And Isaac dug again the wells of water, which they had dug in the days of Abraham his father; for the Philistines had stopped them after the death of Abraham; and he called their names after the names by which his father had called them.

Isaac repeats his father’s journey. This is especially significant looking at his relationship with his father: his father tried to sacrifice him and the Torah does not make a single mention of dialogue or conversation between the two following the attempted sacrifice. Isaac never talked to his father again. Isaac’s relationship with his father was forever broken. Yet, he still acknowledged his roots, the relationship he had with his father, and how it led him to the man he was today. He retraced his father’s footsteps, walked in his tracks, to get to where he needed to go. 

The beauty of the message of this narrative in the Torah is this: who we are now is not who we will be later. We take the lessons from our parents and we hold on to them. We learn what to do and what not to do. The blessings and mistakes are equally important in helping to shape us. The mistakes that they make — and that we make — don’t prevent us from changing for the better. 

Judaism is about change, renewal, and rebirth. Every morning we begin our liturgy with the words:

Elohai Neshama Sh’natatah be, tehorah hi. My God, the soul which you have given to me anew on this day, is clean, is pure.

It doesn’t matter what happened yesterday, or last year, or last season. In the words of the devoted sports fan: There’s always next season. And next season, you may just win the World Series. 

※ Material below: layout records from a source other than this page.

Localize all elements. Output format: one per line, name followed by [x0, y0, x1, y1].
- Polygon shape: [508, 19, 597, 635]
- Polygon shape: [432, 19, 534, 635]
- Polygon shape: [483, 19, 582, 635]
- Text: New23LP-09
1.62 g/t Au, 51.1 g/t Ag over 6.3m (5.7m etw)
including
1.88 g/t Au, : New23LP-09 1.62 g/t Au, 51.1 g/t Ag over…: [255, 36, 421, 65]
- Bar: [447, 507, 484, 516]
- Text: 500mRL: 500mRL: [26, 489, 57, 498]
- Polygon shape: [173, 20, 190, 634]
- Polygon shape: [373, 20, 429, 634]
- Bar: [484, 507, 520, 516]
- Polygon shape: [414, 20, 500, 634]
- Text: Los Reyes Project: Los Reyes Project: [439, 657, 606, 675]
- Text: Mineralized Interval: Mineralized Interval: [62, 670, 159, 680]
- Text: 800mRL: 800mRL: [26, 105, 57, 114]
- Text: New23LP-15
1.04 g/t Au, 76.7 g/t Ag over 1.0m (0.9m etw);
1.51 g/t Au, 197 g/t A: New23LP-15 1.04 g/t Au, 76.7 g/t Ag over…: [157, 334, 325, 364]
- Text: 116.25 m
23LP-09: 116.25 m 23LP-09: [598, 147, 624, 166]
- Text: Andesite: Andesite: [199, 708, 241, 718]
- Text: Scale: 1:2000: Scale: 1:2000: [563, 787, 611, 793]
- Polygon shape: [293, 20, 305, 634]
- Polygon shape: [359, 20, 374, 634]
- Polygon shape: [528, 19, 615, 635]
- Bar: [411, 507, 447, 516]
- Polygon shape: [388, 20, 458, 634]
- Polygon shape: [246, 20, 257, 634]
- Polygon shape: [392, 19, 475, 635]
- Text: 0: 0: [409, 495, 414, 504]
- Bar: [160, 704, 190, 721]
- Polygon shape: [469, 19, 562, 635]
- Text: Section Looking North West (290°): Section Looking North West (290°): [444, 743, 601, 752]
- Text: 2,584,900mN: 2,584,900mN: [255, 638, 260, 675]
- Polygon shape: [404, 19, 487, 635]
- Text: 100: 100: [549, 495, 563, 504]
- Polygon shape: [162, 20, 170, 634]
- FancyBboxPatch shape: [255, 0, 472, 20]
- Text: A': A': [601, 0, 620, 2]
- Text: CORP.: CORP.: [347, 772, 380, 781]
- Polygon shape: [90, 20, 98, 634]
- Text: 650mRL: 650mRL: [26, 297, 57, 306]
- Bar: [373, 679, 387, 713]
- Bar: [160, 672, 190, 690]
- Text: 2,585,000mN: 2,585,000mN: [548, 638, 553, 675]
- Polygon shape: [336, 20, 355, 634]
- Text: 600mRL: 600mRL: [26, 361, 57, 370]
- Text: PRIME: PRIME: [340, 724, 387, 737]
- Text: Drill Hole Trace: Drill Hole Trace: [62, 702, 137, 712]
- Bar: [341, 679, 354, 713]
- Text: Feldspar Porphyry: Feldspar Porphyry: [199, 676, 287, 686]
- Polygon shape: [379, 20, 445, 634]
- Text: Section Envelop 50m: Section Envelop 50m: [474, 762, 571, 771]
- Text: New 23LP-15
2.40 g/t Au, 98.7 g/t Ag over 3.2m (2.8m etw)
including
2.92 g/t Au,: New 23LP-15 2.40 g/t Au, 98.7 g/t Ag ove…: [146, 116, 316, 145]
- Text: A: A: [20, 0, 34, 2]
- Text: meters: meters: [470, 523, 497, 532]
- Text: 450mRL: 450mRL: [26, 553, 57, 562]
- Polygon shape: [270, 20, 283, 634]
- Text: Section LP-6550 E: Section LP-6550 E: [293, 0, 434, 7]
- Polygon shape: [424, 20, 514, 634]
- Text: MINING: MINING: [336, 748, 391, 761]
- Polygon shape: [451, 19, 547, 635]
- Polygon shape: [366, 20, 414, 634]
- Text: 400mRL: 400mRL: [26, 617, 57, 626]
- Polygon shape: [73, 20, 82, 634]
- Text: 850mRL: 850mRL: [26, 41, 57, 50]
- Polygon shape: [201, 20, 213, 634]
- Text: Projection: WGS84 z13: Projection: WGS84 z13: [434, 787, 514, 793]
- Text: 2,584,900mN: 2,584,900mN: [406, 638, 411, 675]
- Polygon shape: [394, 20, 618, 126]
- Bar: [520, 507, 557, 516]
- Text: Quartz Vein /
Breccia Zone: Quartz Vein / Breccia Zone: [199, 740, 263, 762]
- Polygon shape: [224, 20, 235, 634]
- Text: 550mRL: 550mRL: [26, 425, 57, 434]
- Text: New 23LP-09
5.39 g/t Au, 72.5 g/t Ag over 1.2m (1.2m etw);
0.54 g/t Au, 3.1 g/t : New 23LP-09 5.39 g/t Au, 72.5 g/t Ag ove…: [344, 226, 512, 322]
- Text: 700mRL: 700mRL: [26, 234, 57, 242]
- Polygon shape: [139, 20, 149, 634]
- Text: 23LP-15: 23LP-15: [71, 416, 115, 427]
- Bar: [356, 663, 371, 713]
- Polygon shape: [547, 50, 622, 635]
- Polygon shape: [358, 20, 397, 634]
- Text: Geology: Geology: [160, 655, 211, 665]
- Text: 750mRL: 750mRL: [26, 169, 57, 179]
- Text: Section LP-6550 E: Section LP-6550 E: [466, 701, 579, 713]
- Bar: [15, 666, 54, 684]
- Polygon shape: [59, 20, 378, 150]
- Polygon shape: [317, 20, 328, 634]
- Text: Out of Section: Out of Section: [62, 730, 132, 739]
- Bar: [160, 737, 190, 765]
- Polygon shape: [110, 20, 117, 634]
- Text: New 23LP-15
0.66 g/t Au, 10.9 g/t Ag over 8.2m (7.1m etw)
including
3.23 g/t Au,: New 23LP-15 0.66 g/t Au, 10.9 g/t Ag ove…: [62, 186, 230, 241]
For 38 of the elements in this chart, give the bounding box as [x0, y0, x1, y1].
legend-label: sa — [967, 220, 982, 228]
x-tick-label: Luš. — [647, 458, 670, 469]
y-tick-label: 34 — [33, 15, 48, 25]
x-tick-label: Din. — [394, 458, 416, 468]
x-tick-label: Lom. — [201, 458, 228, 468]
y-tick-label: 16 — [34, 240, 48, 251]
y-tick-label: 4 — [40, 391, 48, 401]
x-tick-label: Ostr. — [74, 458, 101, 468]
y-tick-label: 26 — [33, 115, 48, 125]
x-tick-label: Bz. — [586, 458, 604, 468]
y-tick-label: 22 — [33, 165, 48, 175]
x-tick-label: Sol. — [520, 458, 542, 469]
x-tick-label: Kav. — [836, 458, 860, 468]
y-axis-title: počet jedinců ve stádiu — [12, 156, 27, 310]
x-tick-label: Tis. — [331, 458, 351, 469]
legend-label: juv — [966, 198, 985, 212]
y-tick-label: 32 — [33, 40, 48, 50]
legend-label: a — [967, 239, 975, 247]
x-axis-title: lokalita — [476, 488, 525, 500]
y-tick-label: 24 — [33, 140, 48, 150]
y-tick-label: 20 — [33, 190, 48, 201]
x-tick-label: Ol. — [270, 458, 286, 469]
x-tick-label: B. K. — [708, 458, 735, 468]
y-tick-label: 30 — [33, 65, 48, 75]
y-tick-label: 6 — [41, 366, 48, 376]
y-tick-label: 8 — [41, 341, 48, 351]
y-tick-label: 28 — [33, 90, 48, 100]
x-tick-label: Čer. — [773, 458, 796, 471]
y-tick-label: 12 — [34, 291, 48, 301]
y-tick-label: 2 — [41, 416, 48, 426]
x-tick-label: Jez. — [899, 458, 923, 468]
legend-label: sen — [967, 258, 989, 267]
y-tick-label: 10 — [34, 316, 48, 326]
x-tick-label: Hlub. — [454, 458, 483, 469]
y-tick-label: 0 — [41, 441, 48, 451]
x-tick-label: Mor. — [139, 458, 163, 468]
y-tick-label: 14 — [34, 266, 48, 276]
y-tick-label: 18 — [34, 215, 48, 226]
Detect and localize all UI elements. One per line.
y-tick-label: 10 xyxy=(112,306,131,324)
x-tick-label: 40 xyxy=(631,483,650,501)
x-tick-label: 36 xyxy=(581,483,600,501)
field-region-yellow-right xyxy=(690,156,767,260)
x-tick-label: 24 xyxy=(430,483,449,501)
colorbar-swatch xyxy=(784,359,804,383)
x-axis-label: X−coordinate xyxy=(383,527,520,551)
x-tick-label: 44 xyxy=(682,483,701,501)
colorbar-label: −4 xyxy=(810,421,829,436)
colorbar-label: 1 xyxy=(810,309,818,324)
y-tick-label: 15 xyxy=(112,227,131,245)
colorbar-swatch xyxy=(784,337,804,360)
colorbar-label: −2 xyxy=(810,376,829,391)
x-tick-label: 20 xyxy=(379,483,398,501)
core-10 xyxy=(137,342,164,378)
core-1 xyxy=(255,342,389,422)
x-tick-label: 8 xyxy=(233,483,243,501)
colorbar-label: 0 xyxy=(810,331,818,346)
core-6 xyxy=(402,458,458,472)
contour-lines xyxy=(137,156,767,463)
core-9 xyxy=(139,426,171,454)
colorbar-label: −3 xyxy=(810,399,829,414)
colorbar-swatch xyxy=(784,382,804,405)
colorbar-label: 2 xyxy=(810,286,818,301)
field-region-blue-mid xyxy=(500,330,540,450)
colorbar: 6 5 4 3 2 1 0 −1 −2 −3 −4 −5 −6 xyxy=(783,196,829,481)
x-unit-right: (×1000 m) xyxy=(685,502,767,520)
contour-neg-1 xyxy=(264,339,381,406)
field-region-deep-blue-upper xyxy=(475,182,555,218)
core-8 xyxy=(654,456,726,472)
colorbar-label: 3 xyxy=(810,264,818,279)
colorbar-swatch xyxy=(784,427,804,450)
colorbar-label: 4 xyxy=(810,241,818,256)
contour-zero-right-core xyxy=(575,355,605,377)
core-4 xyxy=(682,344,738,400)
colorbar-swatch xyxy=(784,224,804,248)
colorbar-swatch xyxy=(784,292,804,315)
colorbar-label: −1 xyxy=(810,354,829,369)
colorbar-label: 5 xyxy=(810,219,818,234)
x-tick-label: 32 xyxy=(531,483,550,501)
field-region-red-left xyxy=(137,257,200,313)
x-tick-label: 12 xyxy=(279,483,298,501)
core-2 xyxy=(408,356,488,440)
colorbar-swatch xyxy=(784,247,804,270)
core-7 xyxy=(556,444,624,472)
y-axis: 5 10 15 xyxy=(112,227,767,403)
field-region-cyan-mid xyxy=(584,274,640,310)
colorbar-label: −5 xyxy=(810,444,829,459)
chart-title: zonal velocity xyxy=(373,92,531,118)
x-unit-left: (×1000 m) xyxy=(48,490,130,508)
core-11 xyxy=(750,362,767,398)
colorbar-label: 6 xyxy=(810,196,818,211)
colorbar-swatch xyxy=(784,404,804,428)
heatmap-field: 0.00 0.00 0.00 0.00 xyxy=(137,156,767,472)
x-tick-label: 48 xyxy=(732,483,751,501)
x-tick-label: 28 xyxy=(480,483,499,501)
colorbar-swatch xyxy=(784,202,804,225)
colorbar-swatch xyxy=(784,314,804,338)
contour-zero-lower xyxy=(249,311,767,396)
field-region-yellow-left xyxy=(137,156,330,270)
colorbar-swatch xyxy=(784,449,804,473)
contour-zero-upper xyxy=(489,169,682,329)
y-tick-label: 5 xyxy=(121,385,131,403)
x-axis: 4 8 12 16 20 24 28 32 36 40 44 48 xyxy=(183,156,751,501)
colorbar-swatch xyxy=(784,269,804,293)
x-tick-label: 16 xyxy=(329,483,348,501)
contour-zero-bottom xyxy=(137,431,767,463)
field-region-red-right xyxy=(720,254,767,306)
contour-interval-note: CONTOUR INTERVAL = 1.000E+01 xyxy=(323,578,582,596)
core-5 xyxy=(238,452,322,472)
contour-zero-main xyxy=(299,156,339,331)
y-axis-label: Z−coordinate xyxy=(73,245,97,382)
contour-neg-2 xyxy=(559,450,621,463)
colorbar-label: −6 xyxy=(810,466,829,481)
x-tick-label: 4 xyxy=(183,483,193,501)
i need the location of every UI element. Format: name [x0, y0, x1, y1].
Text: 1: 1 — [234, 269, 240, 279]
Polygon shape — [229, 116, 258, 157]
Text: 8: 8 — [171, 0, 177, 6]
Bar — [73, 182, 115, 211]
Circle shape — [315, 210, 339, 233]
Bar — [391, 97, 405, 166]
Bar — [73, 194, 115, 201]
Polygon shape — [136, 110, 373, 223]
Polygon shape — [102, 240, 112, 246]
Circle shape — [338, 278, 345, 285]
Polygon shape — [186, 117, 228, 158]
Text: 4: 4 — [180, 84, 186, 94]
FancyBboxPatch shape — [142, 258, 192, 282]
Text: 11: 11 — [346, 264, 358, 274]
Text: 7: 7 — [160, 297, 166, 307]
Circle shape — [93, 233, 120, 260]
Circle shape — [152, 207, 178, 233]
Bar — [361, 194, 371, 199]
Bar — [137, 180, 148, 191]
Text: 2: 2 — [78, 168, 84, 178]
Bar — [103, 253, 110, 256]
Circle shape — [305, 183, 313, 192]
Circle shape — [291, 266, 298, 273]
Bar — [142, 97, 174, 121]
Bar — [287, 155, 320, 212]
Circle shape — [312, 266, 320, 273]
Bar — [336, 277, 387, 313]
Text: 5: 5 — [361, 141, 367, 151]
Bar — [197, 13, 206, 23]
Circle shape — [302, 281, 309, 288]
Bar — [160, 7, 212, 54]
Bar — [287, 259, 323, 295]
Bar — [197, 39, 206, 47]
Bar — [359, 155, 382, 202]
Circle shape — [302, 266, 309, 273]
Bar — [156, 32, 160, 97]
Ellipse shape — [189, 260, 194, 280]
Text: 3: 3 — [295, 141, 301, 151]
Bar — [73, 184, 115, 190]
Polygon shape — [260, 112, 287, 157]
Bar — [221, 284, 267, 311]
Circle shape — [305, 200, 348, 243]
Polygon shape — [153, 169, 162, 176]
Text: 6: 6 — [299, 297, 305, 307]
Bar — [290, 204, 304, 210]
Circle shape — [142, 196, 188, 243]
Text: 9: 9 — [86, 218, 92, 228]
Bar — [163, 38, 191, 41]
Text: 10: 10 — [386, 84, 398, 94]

The Red Sox brought in a new manager and free agent players, but the committed core, the Pedroia’s and Lester’s and Big Papi’s, all remained the same. They grew their beards long; they reached out to the city of Boston and helped it heal following the worst terrorist attack in our country in twelve years. Most of all though, they rallied around their negative experiences of last season, determined not to repeat themselves. They were determined to no longer be Bobby Valentine’s Red Sox! They were Boston strong, but strong because of their past mistakes. Strong because they used the past to guide them on their future. Like Isaac. Like Jacob. Like all of us. For the failures of yesterday can lead to the successes of tomorrow. May we never settle for last place. And may we all be strong enough to find the champion within.